The world shows up for us. We wake up in the morning, open our eyes, and there it is. Like magic it just appears there.
But here’s the problem. We’ve been conditioned to assume that the reason the world shows up that way, is because that’s the way it is. More or less, we generally believe that the world is the way it appears to us.
If paradigm shifting means anything, it means realizing that we can change the way the world shows up for us, and when we do, we change the world!
We live in a paradigm that teaches us that there is a world that exists separate from us and exists independent of our experiences of it. Even if there was no one in the universe, the cold dark universe would still exist.
We need to question that assumption. The current paradigm rests on a belief that we live in an expanse of empty space filled with material things. That space and those things are assumed to be separate from us and mostly inanimate and unconscious
Because we have been trained to see it that way, that is the way we see it, and we tend to assume that must be the way it is because that’s the way it appears.
Many of us have pursued spiritual practices; meditation, yoga, prayer, fasting, etc., and occasionally we’ve experienced truly mind-altering shifts in awareness that catapult us into a different reality.
Suddenly we realize that all is one, that the divine is everywhere, that everything is made of energy, that love is the only truth – one way or another we have seen beyond the limits of the current paradigm and found ourselves in a very different world.
In these moments of realization, the world shows up for us completely differently. Suddenly we are not in an inanimate universe of empty space. We are in a living universe that is aware and compassionate, and we are not separate from that universe.
For a few minutes, a few hours or a few days, we live in a new reality – a living reality of wholeness.

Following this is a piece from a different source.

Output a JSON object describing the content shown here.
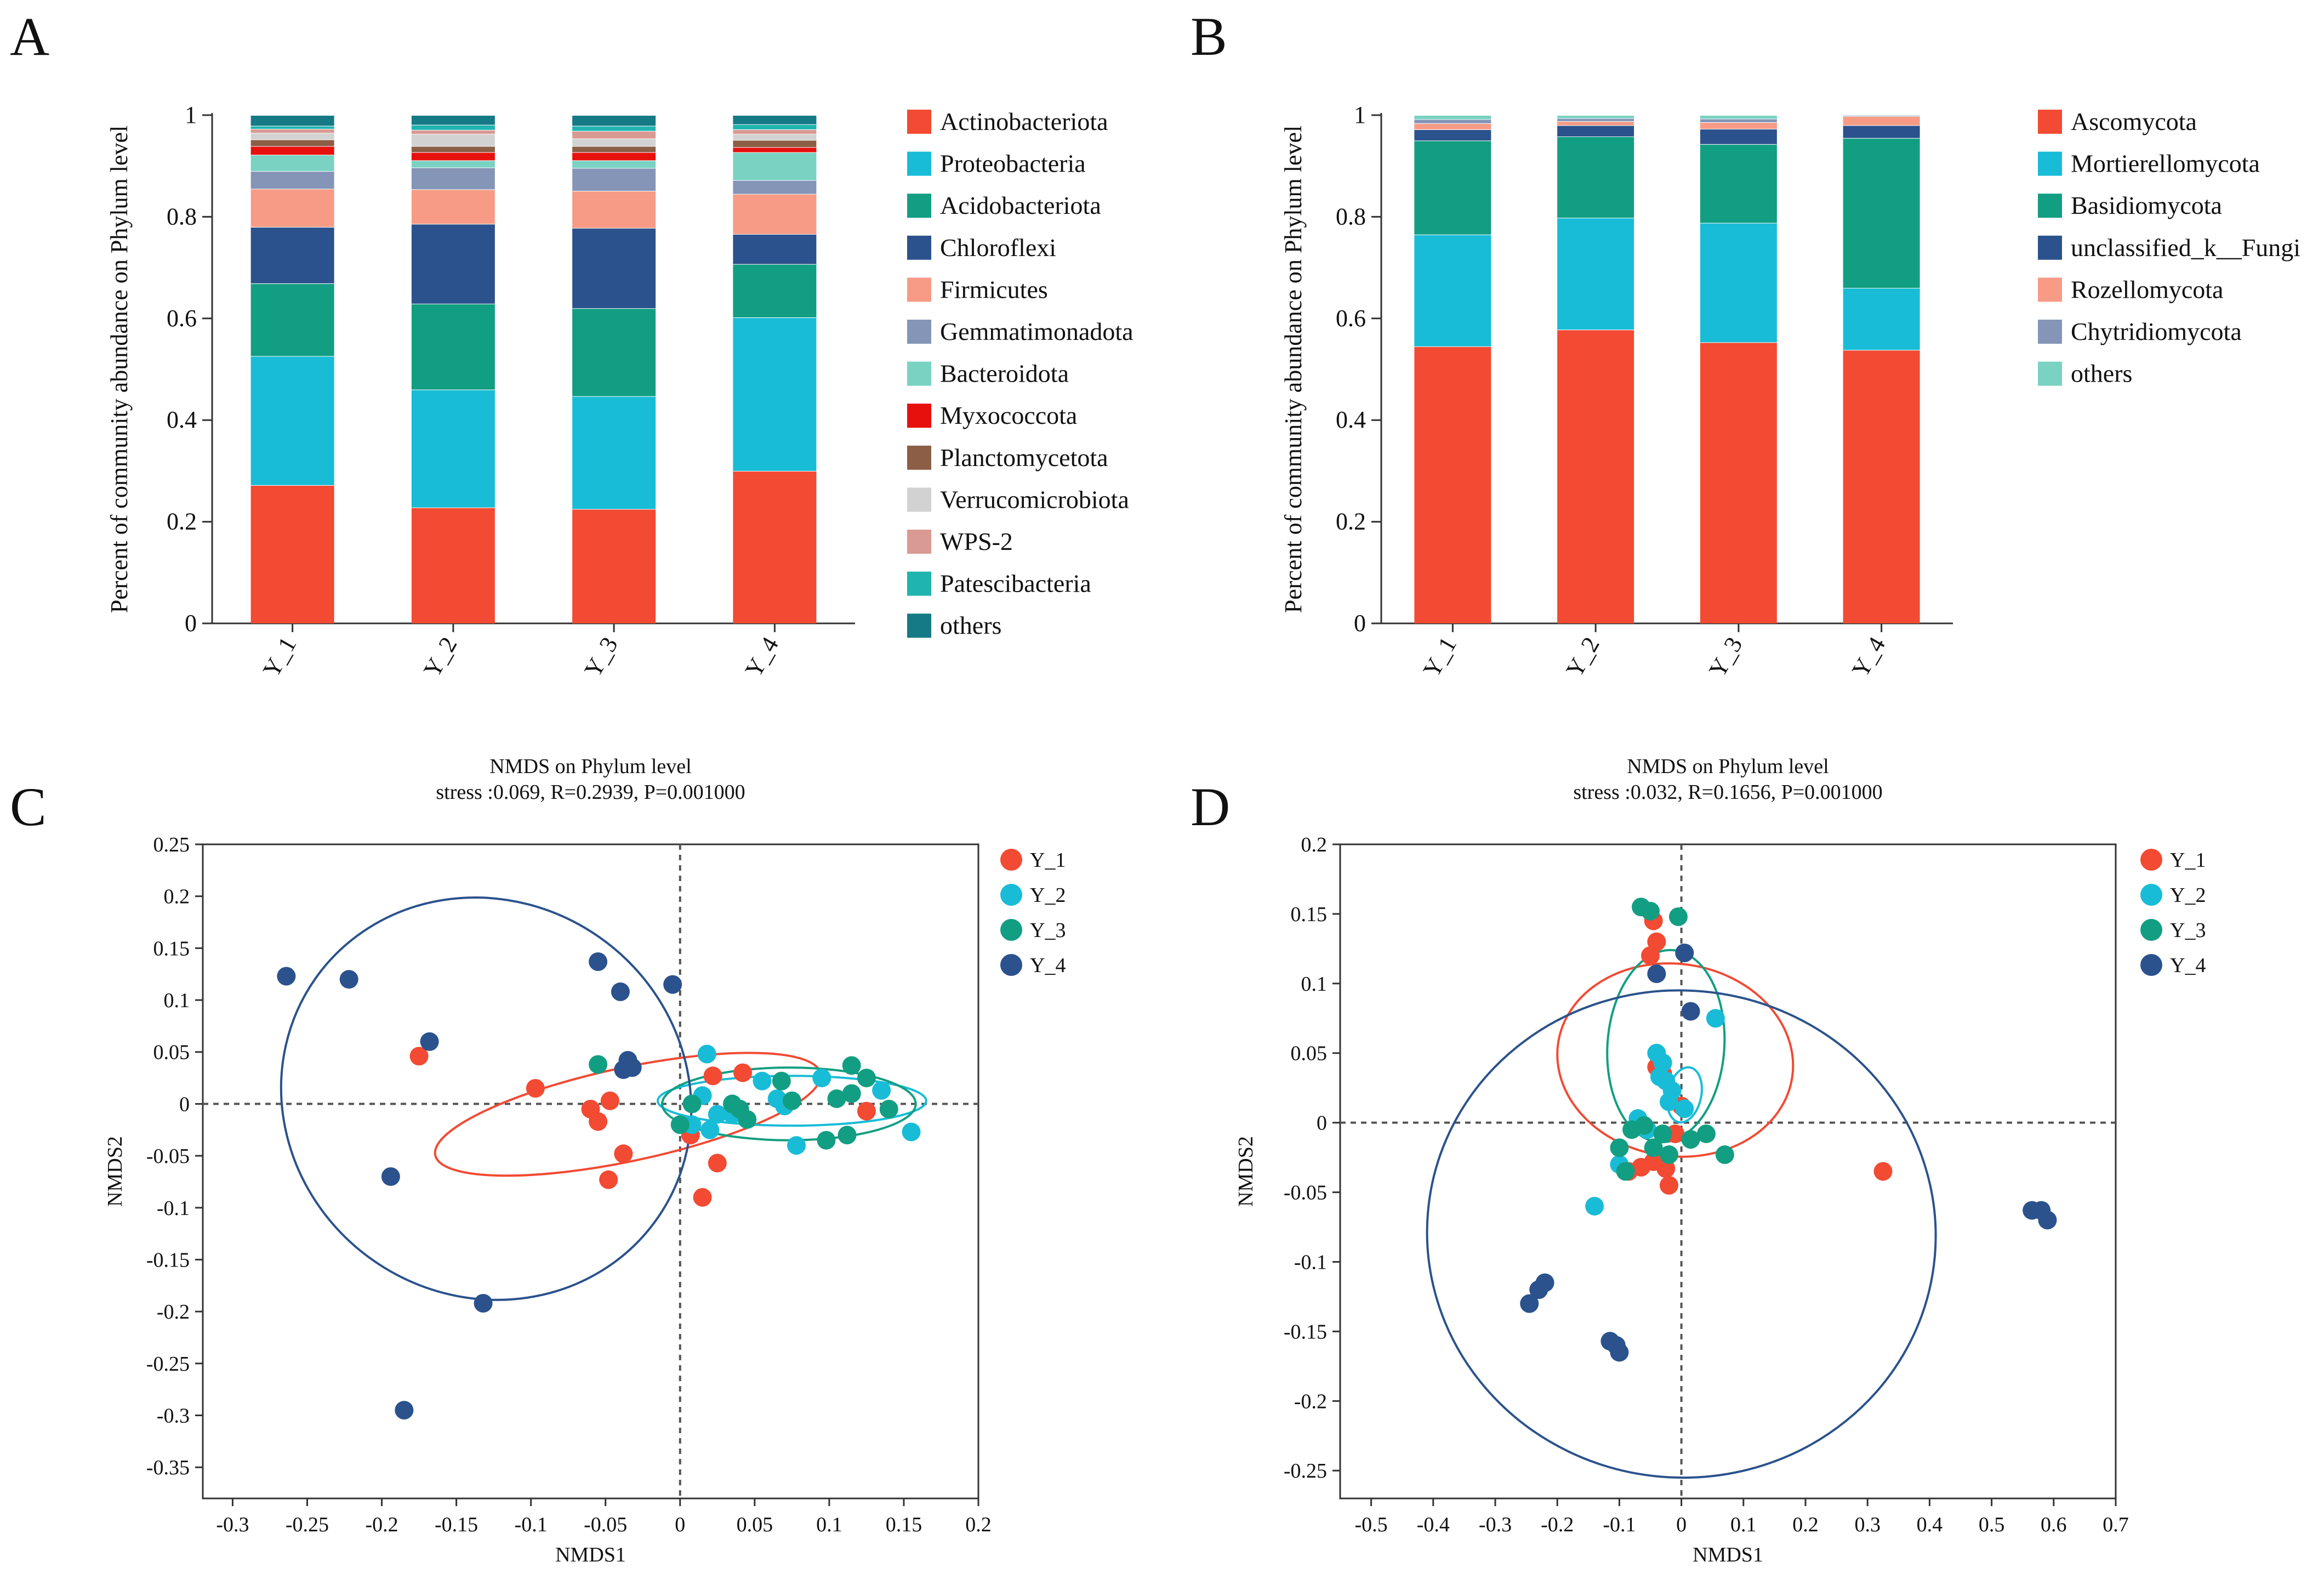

And for those minutes, hours or days, we have no doubt whatsoever that this new world that we find ourselves in is more real than anything we’ve ever experienced before.
Almost inevitably these experiences fade into memory and the world reconfigures into its original form. We feel alone again in an empty universe again. And once our sensibilities have returned to their previous set point, all but the most profoundly innocent of us, will doubt our memories of the living universe and return to the ordinary world.
There are of course, very rare individuals who are so ripe for transformation and have such powerful faith that they never go back. These individuals are so important. They inspire millions of others to pursue a higher life. But it isn’t only the saints among us who can attain lasting transformation.
Our breakthrough experiences can be our best friends on the path to transformation, but not necessarily. You see, too often we assume that the final goal of our spiritual work is a breakthrough experience. We think that having that big experience is the whole point, but those experiences are more often than not just the starting point. They make transformation possible, but they are not the time to stop our spiritual practice. They are more likely a sign that we should lean into our practice even more.
Now is the time to engage even more intensely with the spiritual practices that have given us access to our breakthrough experiences. Over time, our practice will lead to shifts in our perceptual habits. Science tells us that actual neurological changes will happen. The end result is that the world spontaneously shows up differently to us. We live in a different world.
Our practice changes us, in alters our neurological wiring, and opens our senses to more of reality, and as it does the world shows up differently. We occupy a new world.
Where we used to experience separation and division, we experience unity and wholeness. The universe that had seemed unconscious is now awake with wisdom and awareness, and we see how our own thoughts and feelings are connected to that universal source. We are one with a living universe.
This is the most exciting thing to me – the fact that we can actually transform. We can change how we experience the world, and in doing so we can change the world.